In the foyer, mock candles switched to night mode. A shadow reared within. Nighttime always did this. Where did she now belong, but the limo on the night side of the train station? To her, Weaver’s Street represented a past she could no longer touch. The crash felt real and it was still happening somewhere in her head.
Behind Vince’s desk, she noticed a walnut door bearing carvings which blended into a panelled wall. She reached for the doorknob and pushed the trolley before her. A flame-effect fire sent capering shadows around what appeared to be a drawing room. Vince’s crutches rested against the edge of a red couch in front. The upright axis of his head implied vigilance. She wheeled the trolley into the room and pulled level with the couch. Vince had changed into a grey sweatshirt and slacks. On him, even the baggiest attire creased at the right places. She surmised he had scaled the stairs to shower or perhaps used another washroom on the ground floor. Either way, she would refrain from praise or even an acknowledgment. Vince slowly turned his head and his shadowy eyes brushed against the revised contents of his drinks trolley. No scotch, no bourbon, but antibiotic cream, scissors, bandages and hand-wipes. On top he would find fish-fingers, chips and mushy peas; digestive biscuits would provide a suitable dunker for a glass of milk – all her own offering. Disdain skewed his face as his eyes levelled with hers. ‘Where’s my scotch?’
Nancy replied only by wheeling the trolley beside him.
Vince’s tone gathered menace. ‘I said, where’s my scotch?’
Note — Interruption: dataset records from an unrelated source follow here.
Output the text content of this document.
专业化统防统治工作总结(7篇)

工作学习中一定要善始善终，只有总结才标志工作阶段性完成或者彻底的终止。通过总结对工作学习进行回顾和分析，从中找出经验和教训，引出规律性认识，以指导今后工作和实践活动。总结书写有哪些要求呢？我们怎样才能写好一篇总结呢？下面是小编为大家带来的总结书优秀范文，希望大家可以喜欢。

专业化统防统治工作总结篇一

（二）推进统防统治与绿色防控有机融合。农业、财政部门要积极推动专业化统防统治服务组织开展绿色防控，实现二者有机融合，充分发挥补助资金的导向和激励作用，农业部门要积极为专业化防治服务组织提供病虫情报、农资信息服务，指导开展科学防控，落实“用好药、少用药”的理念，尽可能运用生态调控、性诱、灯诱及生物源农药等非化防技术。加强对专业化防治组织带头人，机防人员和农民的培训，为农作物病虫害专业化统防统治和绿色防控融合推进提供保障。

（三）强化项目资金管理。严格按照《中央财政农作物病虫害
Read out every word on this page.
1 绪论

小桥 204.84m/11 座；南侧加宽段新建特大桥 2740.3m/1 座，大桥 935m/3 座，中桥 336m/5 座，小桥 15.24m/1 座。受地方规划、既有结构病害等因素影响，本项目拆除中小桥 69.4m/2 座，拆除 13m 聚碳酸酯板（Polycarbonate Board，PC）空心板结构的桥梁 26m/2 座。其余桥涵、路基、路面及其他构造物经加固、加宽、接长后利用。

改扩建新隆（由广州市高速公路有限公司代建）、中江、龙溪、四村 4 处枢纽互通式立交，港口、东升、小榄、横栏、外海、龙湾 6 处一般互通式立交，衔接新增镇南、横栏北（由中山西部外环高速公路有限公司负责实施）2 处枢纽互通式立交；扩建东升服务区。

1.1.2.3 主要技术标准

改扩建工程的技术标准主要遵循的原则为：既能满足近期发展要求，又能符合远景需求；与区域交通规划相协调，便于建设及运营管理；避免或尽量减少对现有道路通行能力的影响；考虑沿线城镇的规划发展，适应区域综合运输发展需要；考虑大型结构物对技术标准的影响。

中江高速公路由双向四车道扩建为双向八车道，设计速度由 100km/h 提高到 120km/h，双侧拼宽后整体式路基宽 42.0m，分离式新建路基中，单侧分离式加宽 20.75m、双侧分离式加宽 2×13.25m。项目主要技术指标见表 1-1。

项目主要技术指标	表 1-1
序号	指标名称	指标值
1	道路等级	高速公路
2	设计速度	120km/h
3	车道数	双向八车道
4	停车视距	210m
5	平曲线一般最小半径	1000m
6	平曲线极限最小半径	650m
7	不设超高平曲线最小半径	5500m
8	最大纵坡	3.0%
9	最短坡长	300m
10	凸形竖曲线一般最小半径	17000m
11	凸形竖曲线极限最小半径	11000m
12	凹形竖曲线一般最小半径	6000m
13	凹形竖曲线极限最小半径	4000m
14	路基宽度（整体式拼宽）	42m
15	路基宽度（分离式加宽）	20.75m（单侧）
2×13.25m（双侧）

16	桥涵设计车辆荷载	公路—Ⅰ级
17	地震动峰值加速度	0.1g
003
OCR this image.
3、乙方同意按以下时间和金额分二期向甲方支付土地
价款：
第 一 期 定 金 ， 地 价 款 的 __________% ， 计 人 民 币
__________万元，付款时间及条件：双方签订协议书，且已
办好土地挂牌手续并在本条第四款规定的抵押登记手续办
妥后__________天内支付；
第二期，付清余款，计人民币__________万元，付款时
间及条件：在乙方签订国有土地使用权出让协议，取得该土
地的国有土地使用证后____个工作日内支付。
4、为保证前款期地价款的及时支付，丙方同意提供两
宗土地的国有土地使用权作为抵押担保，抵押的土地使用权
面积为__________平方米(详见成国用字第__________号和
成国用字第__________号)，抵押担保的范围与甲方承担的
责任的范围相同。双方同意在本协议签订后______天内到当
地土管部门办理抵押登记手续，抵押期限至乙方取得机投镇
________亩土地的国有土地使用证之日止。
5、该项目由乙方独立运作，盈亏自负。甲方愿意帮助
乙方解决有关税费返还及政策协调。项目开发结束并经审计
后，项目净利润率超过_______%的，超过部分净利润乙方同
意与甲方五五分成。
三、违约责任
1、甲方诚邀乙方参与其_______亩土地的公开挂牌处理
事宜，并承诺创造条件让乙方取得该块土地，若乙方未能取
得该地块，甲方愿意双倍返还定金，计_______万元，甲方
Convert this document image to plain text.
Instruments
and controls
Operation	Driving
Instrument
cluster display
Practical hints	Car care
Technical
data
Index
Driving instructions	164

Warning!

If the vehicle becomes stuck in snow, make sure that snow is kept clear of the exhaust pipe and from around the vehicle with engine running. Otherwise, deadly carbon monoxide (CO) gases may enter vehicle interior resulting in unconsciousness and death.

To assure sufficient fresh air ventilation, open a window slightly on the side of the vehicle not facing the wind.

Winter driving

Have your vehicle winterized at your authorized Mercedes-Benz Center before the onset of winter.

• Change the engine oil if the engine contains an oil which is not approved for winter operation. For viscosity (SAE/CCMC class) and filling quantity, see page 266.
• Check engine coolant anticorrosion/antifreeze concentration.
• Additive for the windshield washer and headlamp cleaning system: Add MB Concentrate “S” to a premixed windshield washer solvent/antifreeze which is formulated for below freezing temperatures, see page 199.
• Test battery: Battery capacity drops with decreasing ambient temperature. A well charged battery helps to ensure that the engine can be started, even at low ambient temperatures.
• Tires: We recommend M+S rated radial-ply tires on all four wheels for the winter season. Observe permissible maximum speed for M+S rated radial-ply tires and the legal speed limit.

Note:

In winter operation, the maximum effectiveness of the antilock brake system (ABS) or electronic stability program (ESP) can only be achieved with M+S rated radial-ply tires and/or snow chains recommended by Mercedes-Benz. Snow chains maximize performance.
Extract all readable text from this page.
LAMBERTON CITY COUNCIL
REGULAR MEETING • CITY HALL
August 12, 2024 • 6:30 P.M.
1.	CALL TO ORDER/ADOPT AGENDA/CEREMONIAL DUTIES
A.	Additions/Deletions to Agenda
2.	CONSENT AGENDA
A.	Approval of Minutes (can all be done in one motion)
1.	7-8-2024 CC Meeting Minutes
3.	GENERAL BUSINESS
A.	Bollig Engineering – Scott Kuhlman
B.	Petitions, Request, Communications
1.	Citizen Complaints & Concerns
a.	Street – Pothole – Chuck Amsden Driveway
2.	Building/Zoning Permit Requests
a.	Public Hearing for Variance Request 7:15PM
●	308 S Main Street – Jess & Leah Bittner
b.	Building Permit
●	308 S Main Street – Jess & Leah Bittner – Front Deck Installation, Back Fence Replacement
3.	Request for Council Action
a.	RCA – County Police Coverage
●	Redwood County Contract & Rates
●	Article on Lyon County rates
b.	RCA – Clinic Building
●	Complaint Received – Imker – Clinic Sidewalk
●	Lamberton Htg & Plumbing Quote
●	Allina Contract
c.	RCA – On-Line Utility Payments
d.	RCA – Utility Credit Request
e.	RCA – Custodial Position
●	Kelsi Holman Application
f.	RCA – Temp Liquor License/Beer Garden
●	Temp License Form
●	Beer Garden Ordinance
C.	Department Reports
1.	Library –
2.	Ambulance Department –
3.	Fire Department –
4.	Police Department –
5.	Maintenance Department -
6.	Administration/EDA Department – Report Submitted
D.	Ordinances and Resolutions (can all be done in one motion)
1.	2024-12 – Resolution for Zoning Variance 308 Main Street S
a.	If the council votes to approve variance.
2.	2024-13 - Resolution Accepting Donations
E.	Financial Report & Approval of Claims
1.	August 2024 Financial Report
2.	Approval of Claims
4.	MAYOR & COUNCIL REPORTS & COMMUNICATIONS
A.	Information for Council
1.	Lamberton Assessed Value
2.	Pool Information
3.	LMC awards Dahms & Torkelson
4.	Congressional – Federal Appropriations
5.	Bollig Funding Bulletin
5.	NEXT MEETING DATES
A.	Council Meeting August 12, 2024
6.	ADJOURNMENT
‘I will be back once you have eaten, Mr. Jonas. You wounds are overdue a fresh dressing.’
His jaw clenched. ‘Sure thing, Nora...’ His eyes narrowed. ‘…once I’ve stuck pins into my eyeballs.’
Nancy guessed Vince had yet to grow accustomed to her officious tone. She quietly left the room.
Nancy vowed she would impose upon Vince only as an employee here and she kept to her word, finishing off her ham baguette and a flask of coffee prepared at the Cheap Sleep. But in disabling the automatic mode of the gates, she had rendered her device useless. She could no longer enter or leave the premises. But Henry had the override code. Nancy finished her coffee and approached the window. The wheel of Henry’s truck could still be seen behind Vince’s garage. Nancy encountered a thousand questions on Henry’s reasons for not raising the alarm. Was he pretending all was well in a fit of indecision? Was he pretending he hadn’t seen her in fear he would lose his job? Had he retired into that naïve side of himself that could cope only with pruning the trees? Their meeting in the maintenance room meant his word against hers.
Nancy cleared her leftovers and returned to the drawing room. Dusk had closed in and Nancy should soon be heading off. Her final check on Vince presented a setting as before, his form unmoved, his supper untouched. Nancy grasped the handles of the drinks trolley, deciding to forgo the leg treatment this evening. ‘Not going to bed?’ she asked.
Vince’s face, immobile, glimmered in the half-light. Nancy nudged the trolley forwards which sent the castors rattling out of the room.
The Punto grunted into life. Beige headlights warned a new battery overdue. Worn tyres crunched up the drive. At the gates, Nancy pointed her device. To her bafflement, the gates opened. Only Henry could have done this. Would he grant her access tomorrow? Their meeting in the maintenance room left her uncertain. Either way, Nancy would not be stopping the night; she was here as a nurse after all. Oncoming headlights blurred her vision but no rain smattered the windscreen.